WEST NEWBURY — Much like any Monday after a New York Giants victory, Ron Lataille planned to spend the afternoon of Dec. 12 on the phone with his father, Al, rehashing the previous day's game.
Before Lataille, a West Newbury resident, had time to call his father, he received a call in which he was urged to rush to his father's hometown of Woonsocket, R.I. Al Lataille, 80, had been hit by a car as he attempted to navigate a crosswalk on his way home from Town Hall.
Al Lataille died due to the trauma of the collision before Ron ever made to Woonsocket.
"I planned to talk to him about the Giants that afternoon, but I got a call around 11:30 a.m. saying my dad had been hit," Ron Lataille said. "He passed away before I got there.

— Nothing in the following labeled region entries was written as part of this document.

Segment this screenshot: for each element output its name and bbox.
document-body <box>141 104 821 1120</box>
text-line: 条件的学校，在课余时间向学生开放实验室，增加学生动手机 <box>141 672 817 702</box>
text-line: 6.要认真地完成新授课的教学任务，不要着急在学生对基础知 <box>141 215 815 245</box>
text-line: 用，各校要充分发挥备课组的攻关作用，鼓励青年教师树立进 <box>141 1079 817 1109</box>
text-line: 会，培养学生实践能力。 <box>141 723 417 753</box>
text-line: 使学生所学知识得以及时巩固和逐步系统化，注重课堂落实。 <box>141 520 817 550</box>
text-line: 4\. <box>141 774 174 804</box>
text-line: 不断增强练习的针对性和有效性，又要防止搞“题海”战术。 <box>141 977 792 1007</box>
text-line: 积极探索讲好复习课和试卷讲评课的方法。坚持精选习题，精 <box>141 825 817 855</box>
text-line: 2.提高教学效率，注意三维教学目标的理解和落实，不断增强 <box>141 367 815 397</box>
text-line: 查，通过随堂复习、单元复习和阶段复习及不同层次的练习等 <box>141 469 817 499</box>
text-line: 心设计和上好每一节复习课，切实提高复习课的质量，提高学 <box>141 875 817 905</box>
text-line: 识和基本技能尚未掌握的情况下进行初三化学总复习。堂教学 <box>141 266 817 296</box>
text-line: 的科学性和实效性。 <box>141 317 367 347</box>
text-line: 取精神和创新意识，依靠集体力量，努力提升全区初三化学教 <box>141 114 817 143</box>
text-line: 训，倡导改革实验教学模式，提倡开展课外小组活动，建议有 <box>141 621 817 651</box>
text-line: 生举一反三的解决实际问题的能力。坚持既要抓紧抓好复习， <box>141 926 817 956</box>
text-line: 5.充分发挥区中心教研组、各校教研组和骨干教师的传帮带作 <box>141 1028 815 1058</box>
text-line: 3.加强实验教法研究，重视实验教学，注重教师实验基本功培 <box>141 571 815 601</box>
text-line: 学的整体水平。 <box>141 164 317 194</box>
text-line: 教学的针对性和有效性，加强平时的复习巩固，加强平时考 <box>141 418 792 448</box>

The irony was the Giants were just starting to put together a run that eventually led to the Super Bowl."
Before the Giants marched through the postseason to a Super Bowl title, Lataille reached out to the Giants to share his story of how the team had united his family. Ron grew up watching Giants games with his father, and Ron later carried on the same tradition with his son, C.J., who graduated from Pentucket last spring.
"We watched every game every Sunday," Lataille said. "We didn't miss a play. Growing up, the Giants were the local team. Even after the Patriots were founded, the Giants were the team that was televised because the Patriots never sold out."
Lataille didn't expect a response from the Giants. After all, the team was just starting its postseason run, and Lataille wasn't even sure if he had sent the letter to the correct address.
"Honestly, I wasn't expecting to hear from them," Lataille said. "I didn't know who to address it to. I never heard from them, but I felt better sending the letter, even though it didn't get a response."
Two weeks after the Giants beat the Patriots in the Super Bowl, Lataille returned to his house after a dinner party and noticed a box waiting for him at his front door. The Giants organization had sent a handwritten sympathy card, along with a regulation football signed by all members of the Super Bowl champions.
"The sympathy card was more important to me than the ball," Lataille said. "I was shocked that an organization would take the time to do this."
Lataille shared the news with his son, C.J., who is a freshman at Bryant College. C.J. played football at Pentucket until his senior year, when multiple concussions forced him away from the game. He still plays intramural flag football and shares his father's passion for the Giants.
"He's as much of a die-hard as I am," Ron Lataille said. "He's in the minority in Patriots country, but we talk after every game the same way I used to talk to my dad. We can gloat for the next eight months knowing my dad is smiling."